Created 06-01-2017 09:28 AM
In order to avoid full table scan on Hbase table i thought to run mapreduce on Hbase table snapshot .
I have created snapshot of my table using below command
snapshot 'FundamentalAnalytic','FundamentalAnalyticSnapshot'
After that to run mapreduce i have to transfer it to my local HDFS .So i ran export command like following and copy it to tmp dir .
hbase org.apache.hadoop.hbase.snapshot.ExportSnapshot -snapshot FundamentalAnalyticSnapshot -copy-to /tmp/ -mappers 16
It got copied successfully not i ran mapreduce job that has driver code like this.
String snapshotName="FundamentalAnalyticSnapshot";
TableMapReduceUtil.initTableSnapshotMapperJob(snapshotName, scan, DefaultMapper.class, NullWritable.class, Text.class, job,true, new Path("/tmp");
But it throw error
org.apache.hadoop.hbase.snapshot.CorruptedSnapshotException: Couldn't read snapshot info from:file:/tmp/hbase-cloudera/hbase/.hbase-snapshot/FundamentalAnalyticSnapshot/.snapshotinfo at org.apache.hadoop.hbase.snapshot.SnapshotDescriptionUtils.readSnapshotInfo(SnapshotDescriptionUtils.java:294) at org.apache.hadoop.hbase.snapshot.RestoreSnapshotHelper.copySnapshotForScanner(RestoreSnapshotHelper.java:818) at org.apache.hadoop.hbase.mapreduce.TableSnapshotInputFormatImpl.setInput(TableSnapshotInputFormatImpl.java:355) at org.apache.hadoop.hbase.mapreduce.TableSnapshotInputFormat.setInput(TableSnapshotInputFormat.java:204) at org.apache.hadoop.hbase.mapreduce.TableMapReduceUtil.initTableSnapshotMapperJob(TableMapReduceUtil.java:335) at com.thomsonretuers.hbase.HBaseToFileDriver.run(HBaseToFileDriver.java:128) at org.apache.hadoop.util.ToolRunner.run(ToolRunner.java:70) at com.thomsonretuers.hbase.HBaseToFileDriver.main(HBaseToFileDriver.java:75) Caused by: java.io.FileNotFoundException: File file:/tmp/hbase-cloudera/hbase/.hbase-snapshot/FundamentalAnalyticSnapshot/.snapshotinfo does not exist
I know i am doing some mistake in not exporting snapshot to correct dir .
Please help me .
Thanks,
Sudarshan
Created 06-01-2017 02:26 PM
MapReduce over HBase Snapshots expects the snapshot to exist in the HBase installation, not the exported version of it.

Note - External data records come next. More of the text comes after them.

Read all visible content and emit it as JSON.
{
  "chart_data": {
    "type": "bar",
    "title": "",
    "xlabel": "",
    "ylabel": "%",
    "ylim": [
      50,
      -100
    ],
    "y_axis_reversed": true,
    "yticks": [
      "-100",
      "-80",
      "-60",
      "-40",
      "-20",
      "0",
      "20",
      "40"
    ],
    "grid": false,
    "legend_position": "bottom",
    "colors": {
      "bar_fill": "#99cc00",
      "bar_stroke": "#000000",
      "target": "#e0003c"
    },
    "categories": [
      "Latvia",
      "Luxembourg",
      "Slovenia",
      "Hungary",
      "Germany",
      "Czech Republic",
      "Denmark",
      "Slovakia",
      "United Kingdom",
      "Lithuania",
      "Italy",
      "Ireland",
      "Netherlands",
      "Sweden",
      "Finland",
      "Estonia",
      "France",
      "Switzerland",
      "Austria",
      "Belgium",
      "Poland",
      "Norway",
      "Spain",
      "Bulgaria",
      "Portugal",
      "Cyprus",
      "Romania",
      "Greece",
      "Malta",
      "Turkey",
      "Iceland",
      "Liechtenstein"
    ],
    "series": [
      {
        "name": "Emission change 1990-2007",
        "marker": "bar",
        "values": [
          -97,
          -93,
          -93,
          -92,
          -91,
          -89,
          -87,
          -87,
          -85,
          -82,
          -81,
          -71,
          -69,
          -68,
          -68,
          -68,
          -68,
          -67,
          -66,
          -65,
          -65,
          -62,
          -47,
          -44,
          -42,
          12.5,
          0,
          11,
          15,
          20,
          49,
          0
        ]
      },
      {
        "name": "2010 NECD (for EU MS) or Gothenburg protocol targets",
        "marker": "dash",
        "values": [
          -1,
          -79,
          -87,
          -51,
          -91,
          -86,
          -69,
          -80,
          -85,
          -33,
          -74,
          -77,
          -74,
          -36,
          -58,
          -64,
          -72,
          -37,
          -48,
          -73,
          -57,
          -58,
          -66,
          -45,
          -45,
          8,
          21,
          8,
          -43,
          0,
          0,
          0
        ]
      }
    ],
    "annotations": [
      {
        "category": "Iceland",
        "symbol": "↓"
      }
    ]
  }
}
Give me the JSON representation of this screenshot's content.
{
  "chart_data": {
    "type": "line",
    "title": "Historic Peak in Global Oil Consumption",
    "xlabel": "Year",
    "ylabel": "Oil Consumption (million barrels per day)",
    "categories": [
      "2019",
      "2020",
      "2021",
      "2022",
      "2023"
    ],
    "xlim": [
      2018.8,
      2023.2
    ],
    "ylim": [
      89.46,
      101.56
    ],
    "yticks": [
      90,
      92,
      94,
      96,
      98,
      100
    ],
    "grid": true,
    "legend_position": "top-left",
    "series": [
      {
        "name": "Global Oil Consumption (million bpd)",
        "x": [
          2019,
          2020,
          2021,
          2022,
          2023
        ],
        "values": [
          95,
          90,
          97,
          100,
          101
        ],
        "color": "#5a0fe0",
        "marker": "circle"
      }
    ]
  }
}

You are also providing a path with file:// where you probably want hdfs://.
Created 06-01-2017 03:54 PM
I did not get your point snapshot to exist in the HBase installation.Do i have to move snapshot somewhere ?
When i take snapshot will this not automatically available in the Hbase directory .
Also i changes the restorePath as hdfs://quickstart.cloudera:8020/hbase.
java.lang.IllegalArgumentException: java.net.URISyntaxException: Relative path in absolute URI: hdfs://quickstart.cloudera:8020bd03e5d6-bb0a-46ac-b900-65ae0fe0a439
Created 06-03-2017 07:04 PM
Solved it after using correct path
Create snapshot
snapshot 'FundamentalAnalytic','FundamentalAnalyticSnapshot'
Export Snapshot to local hdfs
hbase org.apache.hadoop.hbase.snapshot.ExportSnapshot -snapshot FundamentalAnalyticSnapshot -copy-to /tmp -mappers 16
Driver Job Configuration to rum mapreduce on Hbase snapshot
String snapshotName="FundamentalAnalyticSnapshot"; Path restoreDir = new Path("hdfs://quickstart.cloudera:8020/tmp"); String hbaseRootDir = "hdfs://quickstart.cloudera:8020/hbase"; TableMapReduceUtil.initTableSnapshotMapperJob(snapshotName, // snapshot name scan, // Scan instance to control CF and attribute selection DefaultMapper.class, // mapper class NullWritable.class, // mapper output key Text.class, // mapper output value job, true, restoreDir);
Also running mapreduce on Hbase snapshot will skip scan on Hbase table and also there will be no impact on region server.